Protein crystallography presents challenges not encountered with small molecules:
- Crystal growth — proteins must be crystallised from solution, typically by slow addition of precipitants (ammonium sulphate, PEG). Crystal quality is highly sensitive to pH, temperature, additives, and protein purity. Growing diffraction-quality crystals remains the rate-limiting step for many targets.
- Size — a typical protein of 300 amino acids has ~2,400 non-hydrogen atoms. The asymmetric unit may contain several protein copies, drug molecules, and ordered water molecules — tens of thousands of atoms in total.
- Radiation damage — intense X-ray beams generate free radicals that damage crystals during data collection. Cryocooling crystals to 100 K (liquid nitrogen temperature) dramatically reduces radiation damage and is now standard practice.
- Resolution — protein crystals diffract to lower resolution than small-molecule crystals, typically 1.5–3.5 Å, because protein crystals contain ~50% solvent, reducing the number of crystals that pack ideally and limiting the quality of diffraction.
At 2 Å resolution, amino acid side chains are well resolved, water molecules are visible, and ligand binding geometry can be accurately determined — sufficient for structure-based drug design. At 1.2 Å (atomic resolution), hydrogen atoms become visible and charge densities can be mapped. At the current practical limit of ~0.8 Å in favourable cases, bond lengths and angles approach the accuracy of quantum chemical calculations.

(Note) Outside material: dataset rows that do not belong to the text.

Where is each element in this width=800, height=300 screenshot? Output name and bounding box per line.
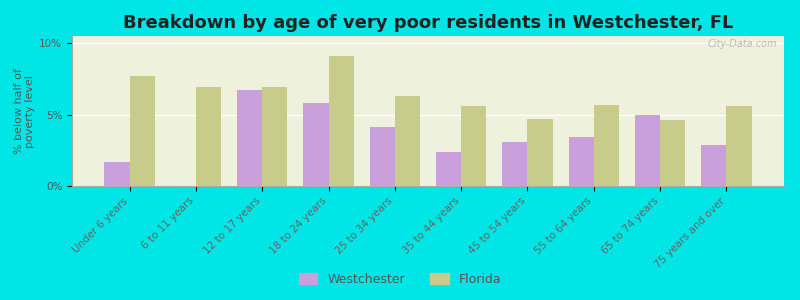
Y-axis label: % below half of
poverty level: % below half of poverty level <box>14 68 35 154</box>
Bar <box>237 90 262 186</box>
Bar <box>527 119 553 186</box>
Title: Breakdown by age of very poor residents in Westchester, FL: Breakdown by age of very poor residents … <box>123 14 733 32</box>
Bar <box>395 96 420 186</box>
Text: City-Data.com: City-Data.com <box>707 39 777 49</box>
Bar <box>660 120 686 186</box>
Bar <box>196 87 221 186</box>
Bar <box>569 137 594 186</box>
Bar <box>329 56 354 186</box>
Bar <box>436 152 461 186</box>
Bar <box>726 106 752 186</box>
Bar <box>130 76 154 186</box>
Bar <box>461 106 486 186</box>
Bar <box>594 105 619 186</box>
Legend: Westchester, Florida: Westchester, Florida <box>294 268 506 291</box>
Bar <box>635 115 660 186</box>
Bar <box>370 128 395 186</box>
Bar <box>502 142 527 186</box>
Bar <box>702 145 726 186</box>
Bar <box>104 162 130 186</box>
Bar <box>303 103 329 186</box>
Bar <box>262 87 287 186</box>
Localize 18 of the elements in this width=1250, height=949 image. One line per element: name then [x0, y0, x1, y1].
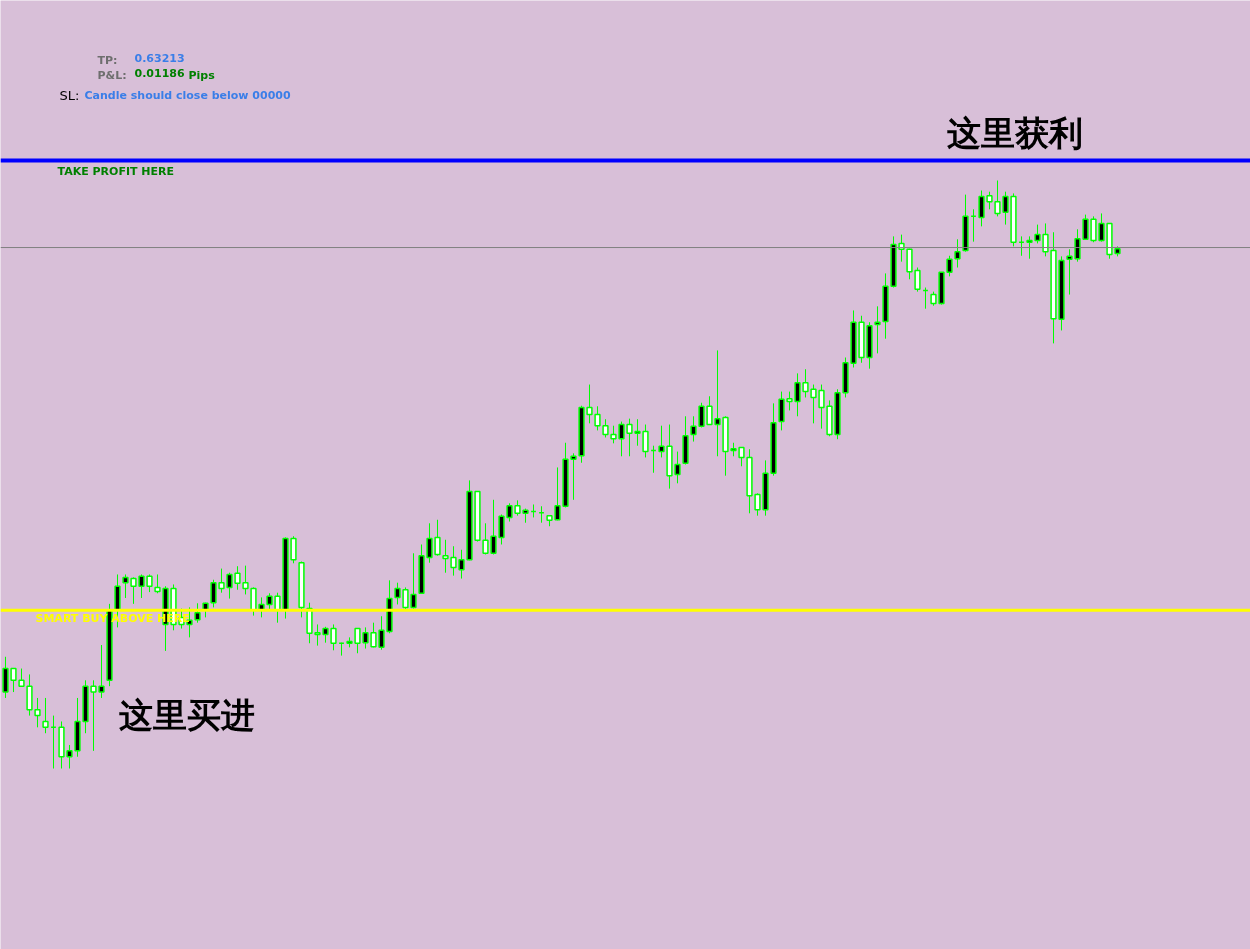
- candlestick: [954, 238, 961, 269]
- annotation: 这里买进: [118, 694, 255, 735]
- candlestick: [946, 255, 953, 277]
- text: Pips: [188, 68, 216, 82]
- candlestick: [26, 673, 33, 717]
- ref-line-label: TAKE PROFIT HERE: [57, 164, 175, 178]
- text: 这里获利: [946, 112, 1083, 153]
- candlestick: [42, 697, 49, 734]
- text: Candle should close below 00000: [84, 88, 291, 102]
- text: 0.01186: [134, 66, 185, 80]
- candlestick: [570, 452, 577, 501]
- candlestick: [34, 697, 41, 728]
- text: SL:: [59, 87, 80, 103]
- candlestick: [690, 415, 697, 443]
- candlestick: [874, 305, 881, 354]
- text: TP:: [97, 53, 118, 67]
- text: 0.63213: [134, 51, 185, 65]
- text: P&L:: [97, 68, 127, 82]
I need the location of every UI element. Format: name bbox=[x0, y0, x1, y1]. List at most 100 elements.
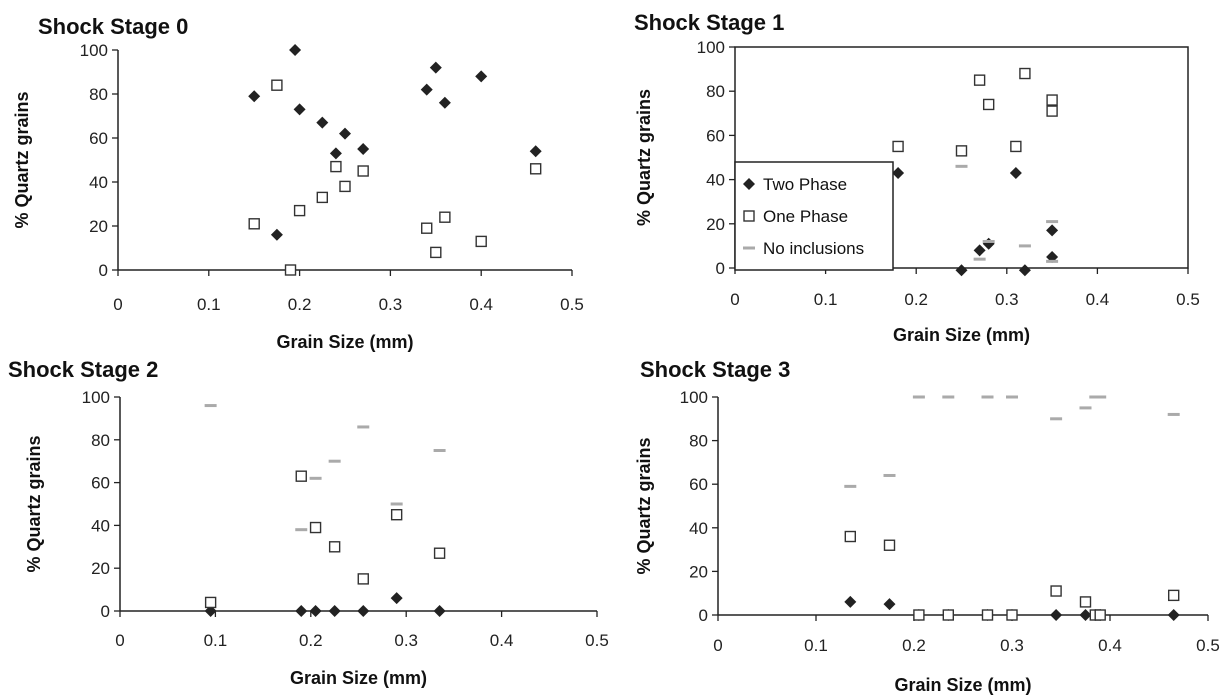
data-point-two-phase bbox=[1018, 264, 1031, 277]
chart-title: Shock Stage 2 bbox=[8, 357, 158, 382]
x-tick-label: 0 bbox=[115, 631, 124, 650]
data-point-two-phase bbox=[357, 143, 370, 155]
x-tick-label: 0.2 bbox=[902, 636, 926, 655]
data-point-one-phase bbox=[475, 235, 487, 248]
x-tick-label: 0.2 bbox=[288, 295, 312, 314]
data-point-one-phase bbox=[330, 160, 342, 173]
chart-title: Shock Stage 1 bbox=[634, 10, 784, 35]
x-tick-label: 0.5 bbox=[585, 631, 609, 650]
data-point-two-phase bbox=[420, 83, 433, 96]
x-tick-label: 0.1 bbox=[197, 295, 221, 314]
legend-label-one-phase: One Phase bbox=[763, 207, 848, 226]
data-point-two-phase bbox=[475, 70, 488, 83]
y-axis-label: % Quartz grains bbox=[24, 435, 44, 572]
data-point-two-phase bbox=[1167, 609, 1180, 621]
data-point-two-phase bbox=[329, 147, 342, 160]
y-tick-label: 60 bbox=[89, 129, 108, 148]
data-point-one-phase bbox=[390, 509, 403, 521]
data-point-one-phase bbox=[357, 573, 369, 585]
legend-label-no-inclusions: No inclusions bbox=[763, 239, 864, 258]
x-tick-label: 0.2 bbox=[904, 290, 928, 309]
y-tick-label: 40 bbox=[706, 171, 725, 190]
data-point-two-phase bbox=[295, 605, 308, 617]
data-point-one-phase bbox=[1046, 105, 1058, 117]
y-tick-label: 40 bbox=[91, 516, 110, 535]
legend-label-two-phase: Two Phase bbox=[763, 175, 847, 194]
data-point-one-phase bbox=[955, 145, 968, 157]
x-tick-label: 0.1 bbox=[204, 631, 228, 650]
x-tick-label: 0 bbox=[113, 295, 122, 314]
x-tick-label: 0.2 bbox=[299, 631, 323, 650]
data-point-one-phase bbox=[1050, 585, 1062, 597]
y-axis-label: % Quartz grains bbox=[634, 89, 654, 226]
x-tick-label: 0.4 bbox=[1086, 290, 1110, 309]
data-point-one-phase bbox=[295, 470, 307, 482]
data-point-one-phase bbox=[328, 541, 341, 553]
y-tick-label: 60 bbox=[706, 126, 725, 145]
x-tick-label: 0.3 bbox=[379, 295, 403, 314]
x-tick-label: 0.1 bbox=[814, 290, 838, 309]
data-point-one-phase bbox=[357, 165, 369, 177]
chart-legend: Two Phase One Phase No inclusions bbox=[734, 161, 894, 271]
chart-panel-3: Shock Stage 3 0 20 40 60 80 100 0 0.1 0.2 0.3 0.4 0.… bbox=[634, 357, 1220, 695]
chart-panel-0: Shock Stage 0 0 20 40 60 80 100 0 0.1 0.2 0.3 0.4 0.… bbox=[12, 14, 584, 352]
y-tick-label: 20 bbox=[706, 215, 725, 234]
data-point-two-phase bbox=[1050, 609, 1063, 621]
x-tick-label: 0.5 bbox=[1176, 290, 1200, 309]
y-tick-label: 20 bbox=[689, 562, 708, 581]
data-point-two-phase bbox=[529, 145, 542, 158]
data-point-two-phase bbox=[433, 605, 446, 617]
data-point-two-phase bbox=[1079, 609, 1092, 621]
x-axis-label: Grain Size (mm) bbox=[290, 668, 427, 688]
data-point-two-phase bbox=[1046, 224, 1059, 237]
data-point-one-phase bbox=[339, 180, 351, 193]
data-point-one-phase bbox=[529, 163, 542, 175]
y-tick-label: 20 bbox=[91, 559, 110, 578]
data-point-one-phase bbox=[204, 596, 217, 609]
data-point-one-phase bbox=[248, 218, 260, 230]
data-point-one-phase bbox=[1079, 596, 1092, 608]
data-point-two-phase bbox=[339, 127, 351, 140]
x-axis-label: Grain Size (mm) bbox=[894, 675, 1031, 695]
data-point-two-phase bbox=[316, 116, 329, 129]
data-point-one-phase bbox=[1019, 67, 1031, 80]
data-point-one-phase bbox=[883, 539, 896, 551]
chart-title: Shock Stage 0 bbox=[38, 14, 188, 39]
data-point-one-phase bbox=[981, 609, 994, 621]
y-axis-label: % Quartz grains bbox=[634, 437, 654, 574]
x-tick-label: 0.4 bbox=[490, 631, 514, 650]
x-tick-label: 0.3 bbox=[1000, 636, 1024, 655]
data-point-two-phase bbox=[328, 605, 341, 617]
y-tick-label: 60 bbox=[689, 475, 708, 494]
data-point-one-phase bbox=[433, 547, 446, 559]
data-point-two-phase bbox=[248, 90, 261, 103]
data-point-two-phase bbox=[289, 44, 302, 56]
x-tick-label: 0.1 bbox=[804, 636, 828, 655]
data-point-two-phase bbox=[955, 264, 968, 277]
data-point-one-phase bbox=[293, 204, 306, 217]
data-point-one-phase bbox=[973, 74, 986, 86]
x-tick-label: 0 bbox=[713, 636, 722, 655]
data-point-one-phase bbox=[271, 79, 283, 91]
y-tick-label: 80 bbox=[706, 82, 725, 101]
y-tick-label: 60 bbox=[91, 474, 110, 493]
x-tick-label: 0.5 bbox=[560, 295, 584, 314]
data-point-one-phase bbox=[844, 530, 856, 543]
data-point-one-phase bbox=[284, 264, 297, 276]
x-axis-label: Grain Size (mm) bbox=[893, 325, 1030, 345]
legend-box bbox=[734, 161, 894, 271]
y-tick-label: 100 bbox=[80, 41, 108, 60]
data-point-one-phase bbox=[1006, 609, 1018, 621]
y-tick-label: 100 bbox=[697, 38, 725, 57]
data-point-one-phase bbox=[892, 140, 904, 153]
data-point-one-phase bbox=[430, 246, 442, 259]
data-point-two-phase bbox=[309, 605, 322, 617]
x-tick-label: 0.5 bbox=[1196, 636, 1220, 655]
data-point-two-phase bbox=[357, 605, 370, 617]
y-tick-label: 80 bbox=[689, 432, 708, 451]
legend-diamond-icon bbox=[743, 178, 755, 190]
x-axis-label: Grain Size (mm) bbox=[276, 332, 413, 352]
data-point-one-phase bbox=[1094, 609, 1106, 621]
chart-title: Shock Stage 3 bbox=[640, 357, 790, 382]
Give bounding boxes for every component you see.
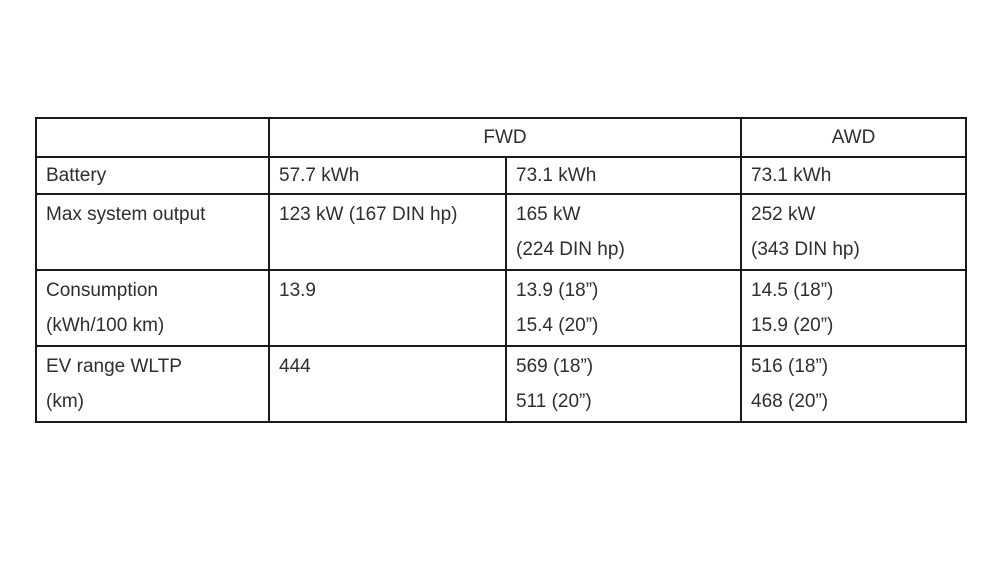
header-fwd-label: FWD <box>483 127 527 148</box>
header-fwd-cell: FWD <box>267 117 743 158</box>
table-header-row: FWD AWD <box>35 117 968 158</box>
cell-output-fwd-small: 123 kW (167 DIN hp) <box>268 193 507 271</box>
cell-range-fwd-small: 444 <box>268 345 507 423</box>
cell-consumption-awd: 14.5 (18”) 15.9 (20”) <box>740 269 968 347</box>
table-row-max-system-output: Max system output 123 kW (167 DIN hp) 16… <box>35 193 968 271</box>
row-label-battery: Battery <box>35 156 270 195</box>
header-empty-cell <box>35 117 270 158</box>
row-label-ev-range: EV range WLTP (km) <box>35 345 270 423</box>
table-row-consumption: Consumption (kWh/100 km) 13.9 13.9 (18”)… <box>35 269 968 347</box>
ev-spec-table: FWD AWD Battery 57.7 kWh 73.1 kWh 73.1 k… <box>35 117 968 423</box>
cell-battery-awd: 73.1 kWh <box>740 156 968 195</box>
table-row-battery: Battery 57.7 kWh 73.1 kWh 73.1 kWh <box>35 156 968 195</box>
table-row-ev-range: EV range WLTP (km) 444 569 (18”) 511 (20… <box>35 345 968 423</box>
cell-range-awd: 516 (18”) 468 (20”) <box>740 345 968 423</box>
header-awd-label: AWD <box>831 127 876 148</box>
cell-output-awd: 252 kW (343 DIN hp) <box>740 193 968 271</box>
cell-range-fwd-large: 569 (18”) 511 (20”) <box>504 345 743 423</box>
row-label-consumption: Consumption (kWh/100 km) <box>35 269 270 347</box>
cell-consumption-fwd-large: 13.9 (18”) 15.4 (20”) <box>504 269 743 347</box>
cell-consumption-fwd-small: 13.9 <box>268 269 507 347</box>
cell-battery-fwd-large: 73.1 kWh <box>504 156 743 195</box>
row-label-max-system-output: Max system output <box>35 193 270 271</box>
header-awd-cell: AWD <box>740 117 968 158</box>
cell-output-fwd-large: 165 kW (224 DIN hp) <box>504 193 743 271</box>
cell-battery-fwd-small: 57.7 kWh <box>268 156 507 195</box>
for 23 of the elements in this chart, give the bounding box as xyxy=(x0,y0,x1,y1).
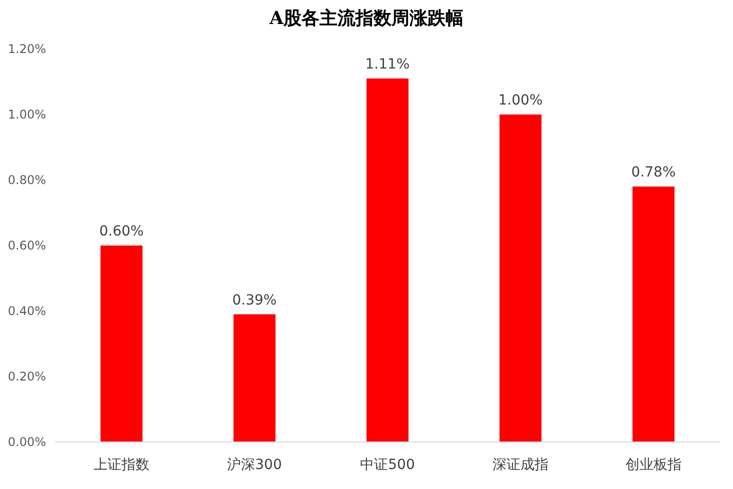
y-tick-label: 0.00% xyxy=(8,435,46,449)
x-tick-label: 深证成指 xyxy=(492,457,548,473)
bar xyxy=(500,114,542,442)
bar xyxy=(100,246,142,442)
x-tick-label: 沪深300 xyxy=(227,457,282,473)
y-tick-label: 1.00% xyxy=(8,108,46,122)
data-label: 0.78% xyxy=(631,164,676,181)
x-tick-label: 创业板指 xyxy=(626,457,682,473)
y-tick-label: 0.80% xyxy=(8,173,46,187)
bar xyxy=(234,314,276,442)
y-tick-label: 1.20% xyxy=(8,42,46,56)
y-tick-label: 0.20% xyxy=(8,370,46,384)
data-label: 0.60% xyxy=(99,224,144,240)
x-tick-label: 中证500 xyxy=(360,457,415,473)
data-label: 1.11% xyxy=(365,56,410,72)
y-tick-label: 0.60% xyxy=(8,238,46,252)
chart-title: A股各主流指数周涨跌幅 xyxy=(268,8,464,29)
data-label: 0.39% xyxy=(232,292,277,308)
data-label: 1.00% xyxy=(498,92,543,108)
x-tick-label: 上证指数 xyxy=(94,457,150,473)
bar xyxy=(366,78,408,442)
bar xyxy=(632,186,674,442)
y-tick-label: 0.40% xyxy=(8,304,46,318)
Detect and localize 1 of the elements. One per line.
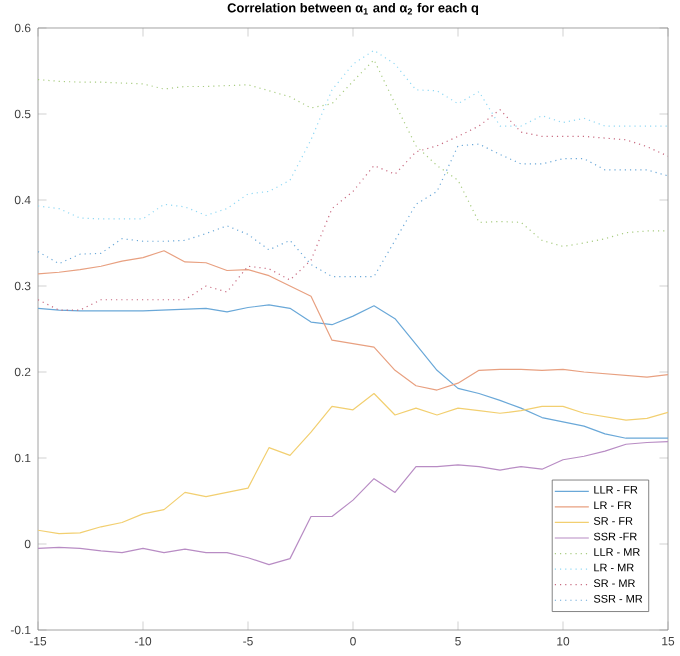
line-series bbox=[38, 441, 668, 566]
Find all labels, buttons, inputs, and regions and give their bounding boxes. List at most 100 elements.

The Protein Data Bank (PDB), founded in 1971 with seven structures, now contains over 220,000 macromolecular structures (as of 2026). Approximately 85% were determined by X-ray crystallography; the remainder by cryo-electron microscopy and NMR. Every structural paper published in major journals requires deposition of coordinates and experimental data in the PDB, making it one of the most valuable open-access scientific resources in existence.